The Reluctant Landlords

Homeowners put their white elephants up for rent.

After being appointed Secretary of the Treasury in 2009, Timothy Geithner moved to Washington, D.C., and tried to unload his $1.6 million home near Larchmont, N.Y. No sale. So last summer Geithner joined the growing ranks of accidental landlords.

Finding a tenant is one way to subsidize the wait for housing prices to improve if you don't want to sell at a loss. But it's not easy: Rental stock has multiplied, vacancies are up, and rents are under pressure.

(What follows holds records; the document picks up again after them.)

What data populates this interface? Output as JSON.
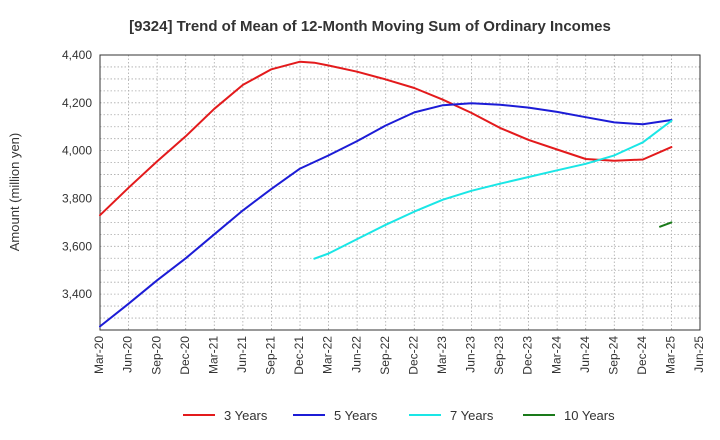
{
  "chart_data": {
    "type": "line",
    "title": "[9324]  Trend of Mean of 12-Month Moving Sum of Ordinary Incomes",
    "xlabel": "",
    "ylabel": "Amount (million yen)",
    "ylim": [
      3250,
      4400
    ],
    "yticks": [
      3400,
      3600,
      3800,
      4000,
      4200,
      4400
    ],
    "ytick_labels": [
      "3,400",
      "3,600",
      "3,800",
      "4,000",
      "4,200",
      "4,400"
    ],
    "x_range": [
      0,
      21
    ],
    "xtick_labels": [
      "Mar-20",
      "Jun-20",
      "Sep-20",
      "Dec-20",
      "Mar-21",
      "Jun-21",
      "Sep-21",
      "Dec-21",
      "Mar-22",
      "Jun-22",
      "Sep-22",
      "Dec-22",
      "Mar-23",
      "Jun-23",
      "Sep-23",
      "Dec-23",
      "Mar-24",
      "Jun-24",
      "Sep-24",
      "Dec-24",
      "Mar-25",
      "Jun-25"
    ],
    "grid": true,
    "legend_position": "bottom",
    "series": [
      {
        "name": "3 Years",
        "color": "#e31a1c",
        "x": [
          0,
          1,
          2,
          3,
          4,
          5,
          6,
          7,
          7.5,
          8,
          9,
          10,
          11,
          12,
          13,
          14,
          15,
          16,
          17,
          18,
          19,
          20
        ],
        "values": [
          3730,
          3845,
          3955,
          4060,
          4175,
          4275,
          4340,
          4372,
          4368,
          4356,
          4330,
          4298,
          4262,
          4213,
          4158,
          4095,
          4045,
          4005,
          3965,
          3958,
          3963,
          4015
        ]
      },
      {
        "name": "5 Years",
        "color": "#1c1cd6",
        "x": [
          0,
          1,
          2,
          3,
          4,
          5,
          6,
          7,
          8,
          9,
          10,
          11,
          12,
          13,
          14,
          15,
          16,
          17,
          18,
          19,
          20
        ],
        "values": [
          3265,
          3360,
          3458,
          3550,
          3650,
          3750,
          3840,
          3925,
          3980,
          4040,
          4105,
          4160,
          4190,
          4198,
          4192,
          4180,
          4162,
          4140,
          4118,
          4110,
          4128
        ]
      },
      {
        "name": "7 Years",
        "color": "#1ae6e6",
        "x": [
          7.5,
          8,
          9,
          10,
          11,
          12,
          13,
          14,
          15,
          16,
          17,
          18,
          19,
          20
        ],
        "values": [
          3548,
          3570,
          3630,
          3690,
          3745,
          3795,
          3832,
          3862,
          3890,
          3918,
          3945,
          3980,
          4035,
          4125
        ]
      },
      {
        "name": "10 Years",
        "color": "#1a7a1a",
        "x": [
          19.6,
          20
        ],
        "values": [
          3682,
          3700
        ]
      }
    ]
  }
}
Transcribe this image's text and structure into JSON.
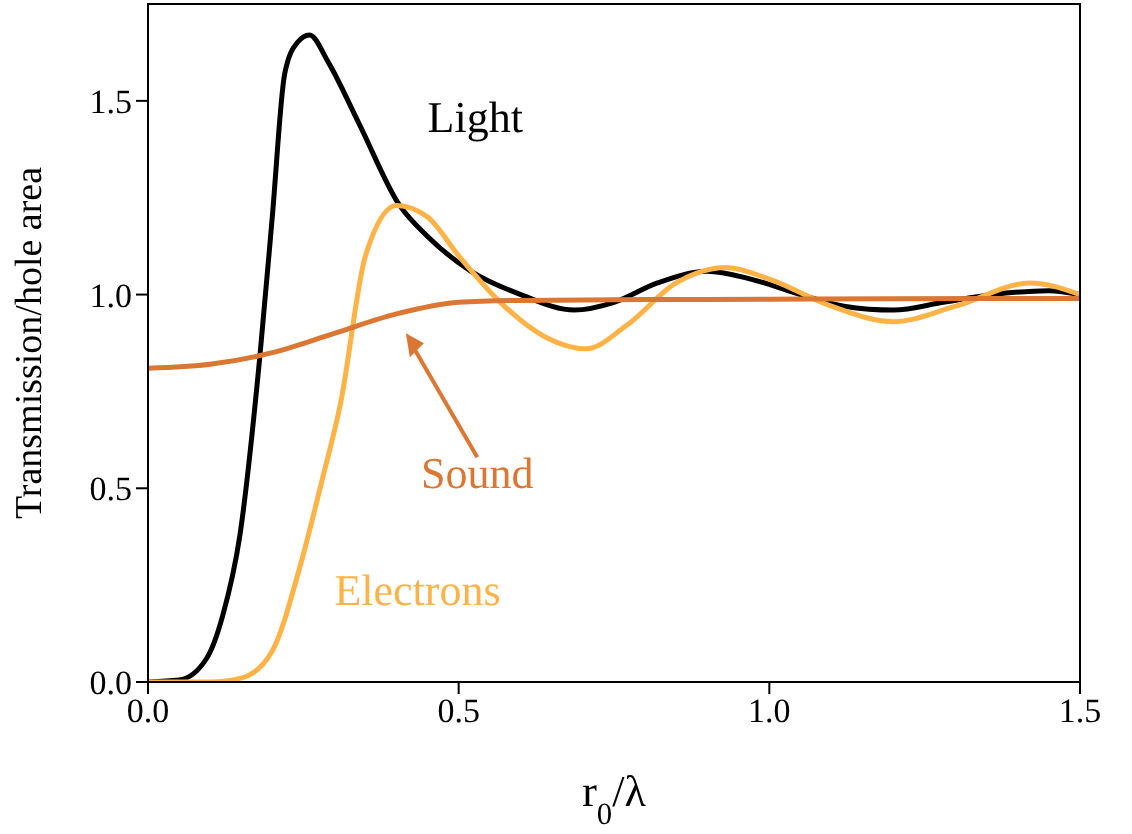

A management company can clue you in on what to charge and handle the details. You typically pay a property manager as much as one month's rent upfront, plus another 5% to 10% of the rent each month. Find a manager at www.rentalhomepros.com, a listing service offered by the National Association of Residential Property Managers. It's critical to conduct a thorough background check on prospective renters. Managers will screen tenants, or you can do it yourself through companies such as First Advantage SafeRent Services (www.fadvsaferent.com), which charges an annual fee of $40 and sells packages of various reports, priced from $15 to $56.

Rental income is taxable. But you can deduct a long list of expenses, including mortgage interest, real estate taxes, depreciation, condo fees, advertising, professional fees, repair costs, travel and insurance. Speaking of insurance, you'll need a landlord policy. It costs about 25% more than a standard homeowners policy, but it covers structural damage to your home as well as any lost rental income that results. Plus, it covers legal fees—just in case your tenant sues you.